After some early rose-colored dreaming, no one with any sense of reality thought James was coming here. Jerry Reinsdorf said he gave James an honest assessment of why the Bulls are the best choice if he decided to leave Cleveland.

"I opened the meeting saying, 'If it's in the best interest of your family,
and for loyalty reasons, you want to stay in Cleveland, you should stay in
Cleveland. I am not here to tell you to leave Cleveland, but to let you know
that if you decide to leave Cleveland, we're the best place for you to go,'"
Reinsdorf told ESPNChicago.com's Melissa Isaacson.

All I can say to that is, good for Jerry.

Carlos Boozer, inked to a five-year deal Thursday, likely came in the picture too late to sway James' mind, which he said was only finally made up this morning.
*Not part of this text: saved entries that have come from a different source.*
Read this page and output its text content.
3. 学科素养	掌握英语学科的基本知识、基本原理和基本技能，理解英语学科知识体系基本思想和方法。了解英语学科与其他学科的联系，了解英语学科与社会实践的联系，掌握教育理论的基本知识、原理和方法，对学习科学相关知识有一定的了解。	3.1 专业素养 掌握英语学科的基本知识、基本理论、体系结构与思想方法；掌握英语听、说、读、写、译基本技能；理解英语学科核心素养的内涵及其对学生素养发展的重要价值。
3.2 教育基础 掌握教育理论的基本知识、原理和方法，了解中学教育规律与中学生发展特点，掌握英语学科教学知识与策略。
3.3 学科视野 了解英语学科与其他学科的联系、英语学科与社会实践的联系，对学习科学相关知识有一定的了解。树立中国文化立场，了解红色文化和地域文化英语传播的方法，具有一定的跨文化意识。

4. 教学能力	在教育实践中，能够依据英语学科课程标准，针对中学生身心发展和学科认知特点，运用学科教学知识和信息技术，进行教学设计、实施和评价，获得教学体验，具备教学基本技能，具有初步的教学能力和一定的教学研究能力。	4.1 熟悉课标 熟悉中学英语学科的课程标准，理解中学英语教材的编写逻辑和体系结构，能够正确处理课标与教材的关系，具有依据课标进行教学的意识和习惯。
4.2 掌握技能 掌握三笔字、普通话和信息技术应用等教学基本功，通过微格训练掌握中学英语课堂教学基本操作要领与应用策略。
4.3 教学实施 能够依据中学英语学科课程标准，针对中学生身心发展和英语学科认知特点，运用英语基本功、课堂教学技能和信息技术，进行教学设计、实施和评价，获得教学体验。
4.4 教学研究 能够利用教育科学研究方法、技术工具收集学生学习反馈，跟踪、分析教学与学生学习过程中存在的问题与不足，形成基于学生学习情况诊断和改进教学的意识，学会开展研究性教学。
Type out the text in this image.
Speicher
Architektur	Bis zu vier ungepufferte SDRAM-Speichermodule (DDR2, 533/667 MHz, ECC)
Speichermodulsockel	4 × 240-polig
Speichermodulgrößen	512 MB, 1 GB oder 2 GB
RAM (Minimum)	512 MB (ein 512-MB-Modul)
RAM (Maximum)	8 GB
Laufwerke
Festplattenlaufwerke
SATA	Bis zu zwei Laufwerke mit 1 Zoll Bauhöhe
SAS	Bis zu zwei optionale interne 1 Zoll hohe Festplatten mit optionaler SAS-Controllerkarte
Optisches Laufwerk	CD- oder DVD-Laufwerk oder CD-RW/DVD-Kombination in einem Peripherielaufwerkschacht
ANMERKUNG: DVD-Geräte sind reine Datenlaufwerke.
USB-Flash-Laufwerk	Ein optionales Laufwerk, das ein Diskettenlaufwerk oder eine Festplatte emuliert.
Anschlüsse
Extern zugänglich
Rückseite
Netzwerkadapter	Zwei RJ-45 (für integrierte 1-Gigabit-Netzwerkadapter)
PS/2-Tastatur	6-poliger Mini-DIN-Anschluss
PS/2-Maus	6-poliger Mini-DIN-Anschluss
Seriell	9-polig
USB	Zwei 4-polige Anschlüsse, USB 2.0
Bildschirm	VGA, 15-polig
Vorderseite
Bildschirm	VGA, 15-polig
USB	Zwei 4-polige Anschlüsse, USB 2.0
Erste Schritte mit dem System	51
I guess he didn't listen to Boozer on "Waddle & Silvy."

And while the Heat are going to have to cobble together the rest of this
roster almost from scratch, you can't tell me with a straight face that Miami
isn't going to run ragged on some teams in the regular season. If they win fewer than 65 games, I'll be shocked.

But in the wake of an obfuscating week that saw the Bulls entertain Bosh and Wade and schlep to Ohio to see the King, you can say this: The Bulls are better with the addition of Boozer.

The 28-year-old bruiser gives the team a legitimate offensive threat in the post, and a needed dose of veteran presence. Think he's scared of Bosh, who was once called the "RuPaul of big men" by the Big Aristotle?

The Bulls have the money and space to add some more free agents, with Mike Miller or Kyle Korver probably next on the radar. This is a good team that will be fun to watch.

Now that this sideshow is over, I'm glad the Bulls will get back to playing for the now, rather than planning for the future. I agreed with the decision to make space for a run at the so-called "big three," but it was a drag too.

The future is now, Bulls fans, and just remember you have a superstar in Rose, a gifted, athletic point guard who won't leave his city hanging.

If there is karma in this world, Rose will lead his town to a title or two
and we will love him for it.

I'm sure The King will get his bauble soon enough, but what will it mean? In my mind, not enough.

Jon Greenberg is a columnist for ESPNChicago.com.